Learn more about managing emotions and speaking your mind
Here’s a list of books you may find helpful for setting boundaries, negotiating, and addressing conflict:
- Crucial Conversations: Tools for Talking When Stakes Are High by Kerry Patterson, Joseph Grenny, Ron McMillan, and Al Switzler
- Living Nonviolent Communication: Practical Tools to Connect and Communicate Skillfully in Every Situation by Marshall Rosenburg, PhD
- No Hard Feelings: The Secret Power of Embracing Emotions at Work by Liz Fosslien and Mollie West Duffy
You can find these books at most public libraries or click the links above to purchase online.
Move, but slowly
If you feel your emotions rising, change your physical position as a way of grounding yourself and shifting your mindset.
Stand up. Sit down. Pick up a pen and make a note or step down the hallway if you need time to collect your thoughts. Try something as simple as clenching and releasing a muscle — 2011 research found that it can give you renewed sense of self-control.

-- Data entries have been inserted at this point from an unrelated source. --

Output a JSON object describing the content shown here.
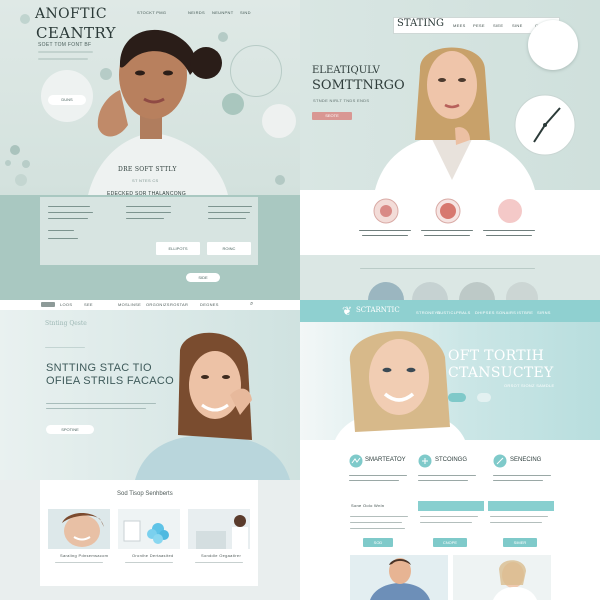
{
  "q1": {
    "title_line1": "ANOFTIC",
    "title_line2": "CEANTRY",
    "subtitle": "SOET TOM FONT BF",
    "nav": [
      "STOCKT PMG",
      "NEIRDS",
      "NEUNPNT",
      "SIND"
    ],
    "cta": "DUNS",
    "mid_heading": "DRE SOFT STTLY",
    "mid_sub": "ST NTES CS",
    "section_heading": "EDECKED SOR THALANCONG",
    "buttons": [
      "ELLIPOTS",
      "ROINC"
    ],
    "bottom_button": "SIDE"
  },
  "q2": {
    "nav_brand": "STATING",
    "nav_items": [
      "MEES",
      "PESE",
      "SIEE",
      "SINE",
      "ONSSELAORE"
    ],
    "hero_line1": "ELEATIQULV",
    "hero_line2": "SOMTTNRGO",
    "hero_tag": "STNDE NIRLT TNDS ENDS",
    "cta": "SEOTE"
  },
  "q3": {
    "nav": [
      "LOOS",
      "SEE",
      "MOSLINSE",
      "ORGONIZS",
      "ROSTAR",
      "DEGNES"
    ],
    "overline": "Stnting Qeste",
    "headline_line1": "SNTTING STAC TIO",
    "headline_line2": "OFIEA STRILS FACACO",
    "cta": "SPOTINE",
    "section_title": "Sod Tisop Senhberts",
    "cards": [
      "Saraling Pdnsemsacom",
      "Oronihe Dertaasited",
      "Sonddle Oegaatirer"
    ]
  },
  "q4": {
    "brand": "SCTARNTIC",
    "nav": [
      "STRONEYS",
      "DUSTICL",
      "PRALS",
      "DHIPSES",
      "SONAIRS",
      "ISTBRE",
      "SIRNS"
    ],
    "hero_line1": "OFT TORTIH",
    "hero_line2": "CTANSUCTEY",
    "hero_tag": "ORSOT SIONZ SAMDLE",
    "features": [
      "SMARTEATOY",
      "STCOINGG",
      "SENECING"
    ],
    "small_header": "Sone Oolo Wnln",
    "buttons": [
      "SOD",
      "CNOPE",
      "SIMER"
    ]
  },
  "colors": {
    "accent_teal": "#88cfcf",
    "mint": "#a9c8c1",
    "coral": "#d98a86"
  }
}
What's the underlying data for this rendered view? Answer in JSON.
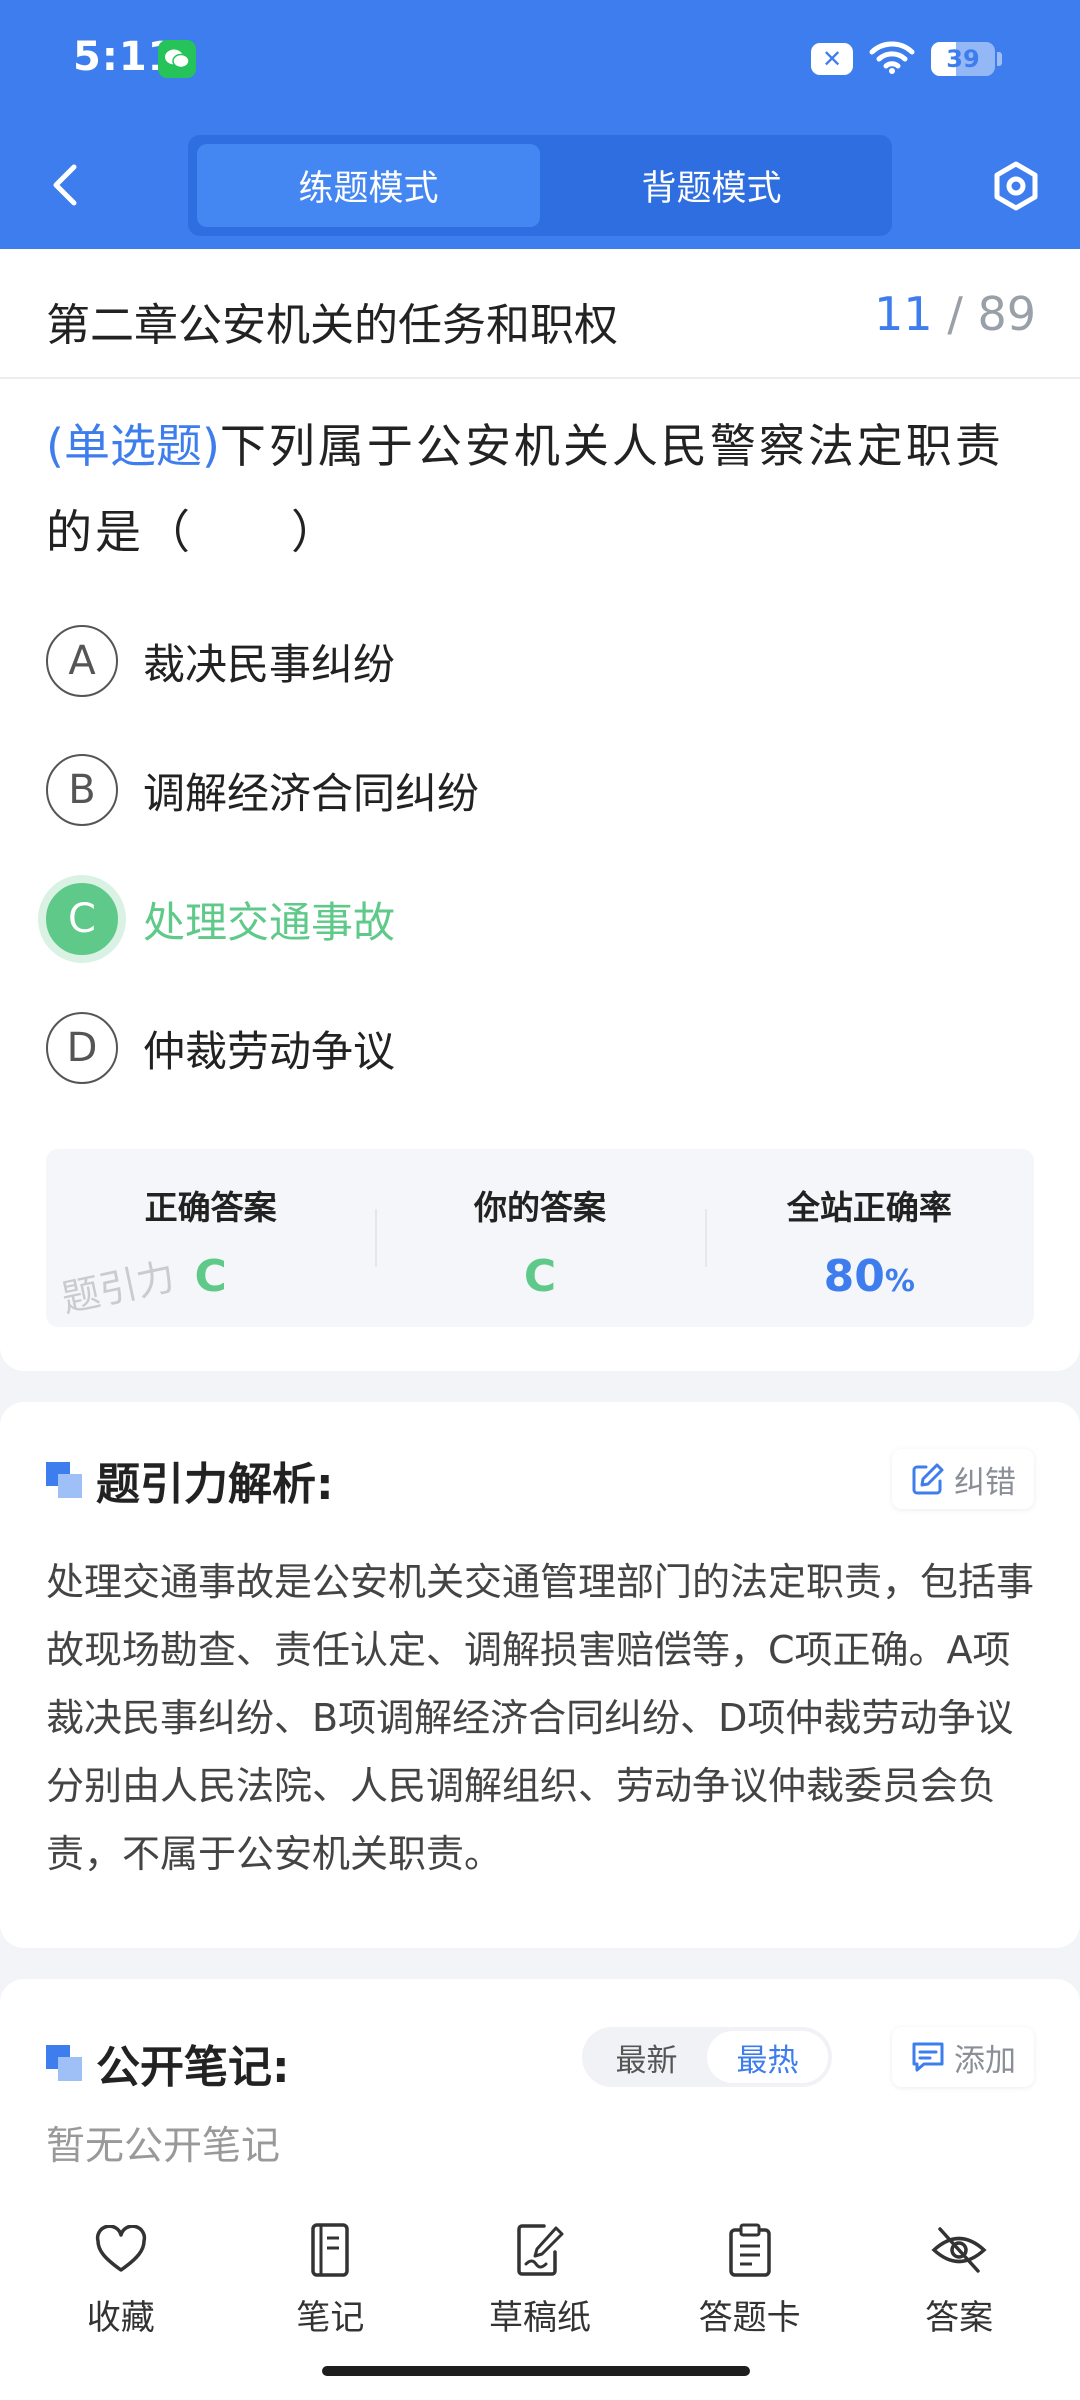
{
  "status_bar": {
    "time": "5:11",
    "battery": "39",
    "battery_level_percent": 39
  },
  "header": {
    "tabs": [
      {
        "label": "练题模式",
        "active": true
      },
      {
        "label": "背题模式",
        "active": false
      }
    ]
  },
  "chapter": {
    "title": "第二章公安机关的任务和职权",
    "current": "11",
    "total": "89"
  },
  "question": {
    "type": "(单选题)",
    "text": "下列属于公安机关人民警察法定职责的是（　　）",
    "options": [
      {
        "letter": "A",
        "text": "裁决民事纠纷"
      },
      {
        "letter": "B",
        "text": "调解经济合同纠纷"
      },
      {
        "letter": "C",
        "text": "处理交通事故"
      },
      {
        "letter": "D",
        "text": "仲裁劳动争议"
      }
    ]
  },
  "answers": {
    "correct_label": "正确答案",
    "correct_value": "C",
    "yours_label": "你的答案",
    "yours_value": "C",
    "rate_label": "全站正确率",
    "rate_value": "80",
    "rate_unit": "%",
    "watermark": "题引力"
  },
  "analysis": {
    "title": "题引力解析:",
    "report_label": "纠错",
    "text": "处理交通事故是公安机关交通管理部门的法定职责，包括事故现场勘查、责任认定、调解损害赔偿等，C项正确。A项裁决民事纠纷、B项调解经济合同纠纷、D项仲裁劳动争议分别由人民法院、人民调解组织、劳动争议仲裁委员会负责，不属于公安机关职责。"
  },
  "notes": {
    "title": "公开笔记:",
    "sort_options": [
      "最新",
      "最热"
    ],
    "add_label": "添加",
    "empty_text": "暂无公开笔记"
  },
  "bottom_nav": [
    {
      "label": "收藏",
      "icon": "heart-icon"
    },
    {
      "label": "笔记",
      "icon": "notebook-icon"
    },
    {
      "label": "草稿纸",
      "icon": "draft-pen-icon"
    },
    {
      "label": "答题卡",
      "icon": "clipboard-icon"
    },
    {
      "label": "答案",
      "icon": "eye-off-icon"
    }
  ],
  "colors": {
    "primary": "#3d7ded",
    "correct": "#5ec988"
  }
}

As you move, try to remember to go slowly. You’re reminding yourself that just as you have power over where your limbs are in space, you have power to calm your emotions.
You’re reminding yourself to slow the interaction so you can think beyond the impulse to fight, flee, or freeze.
Even mild dehydration can affect your mood and your thinking ability. If you’re in an emotional situation, stop and drink a glass of cool water.
- lower cortisol (stress hormone)
- lower your heart rate
- increase alertness
In tense situations, focusing on your breath can help regulate strong feelings and re-center you.
Health professionals say concentrating on the flow of air into and out of your body can help you:
- restore alertness
- lower your body temperature
- release muscle tension
- regulate your autonomic nervous system
There are times when it’s counterproductive to cry (driving along a serpentine cliffside road, for example). But it’s also worth noting that crying plays an important role in emotional health.
Finding safe and appropriate places to let your feelings — and your tears — flow can be a good thing. You are the best judge of when and where you need to cry, but here’s a list of places many people find solace in releasing their emotions:
- on a solitary walk
- in a therapist’s office
- as you’re privately journaling
- with close family members and supportive friends
- with your pet
- in the shower or bath
- where you go to meditate, pray, or enjoy nature alone
Crying when you’re angry doesn’t mean you’re weak, out of control, or mentally ill. It’s a logical human response to emotional stimuli.
If you cry more frequently than you’d like, or if angry tears are interfering with your ability to function normally, it may be a good idea to talk with a therapist about it.
Excessive crying may be a sign that you’re depressed or anxious, and there are many effective treatments that can restore a sense of balance to your emotional life.
Lots of people cry when they feel frustrated, angry, or embarrassed. When you get mad, your body produces a flood of hormones that stimulate strong reactions in your body — everything from a racing heart to sweaty palms to short-term memory loss.
In response to the elevated stress level, you may cry. That response could alert others to your emotional vulnerability and eventually cause the release of more hormones to calm your body back down.
If you want to work on decreasing your angry tears — at least when it’s not likely to serve you well — you could try journaling, assertiveness training, or mindful breathing.
In a heated moment, you could also try moving, drinking water, or clenching and releasing your muscles to give you a greater sense of control.
There’s nothing inherently wrong with crying when you’re mad. But if you feel it’s interfering with your work life or personal life, or if you think you may be depressed, you may want to talk with a therapist who can help you balance your emotions.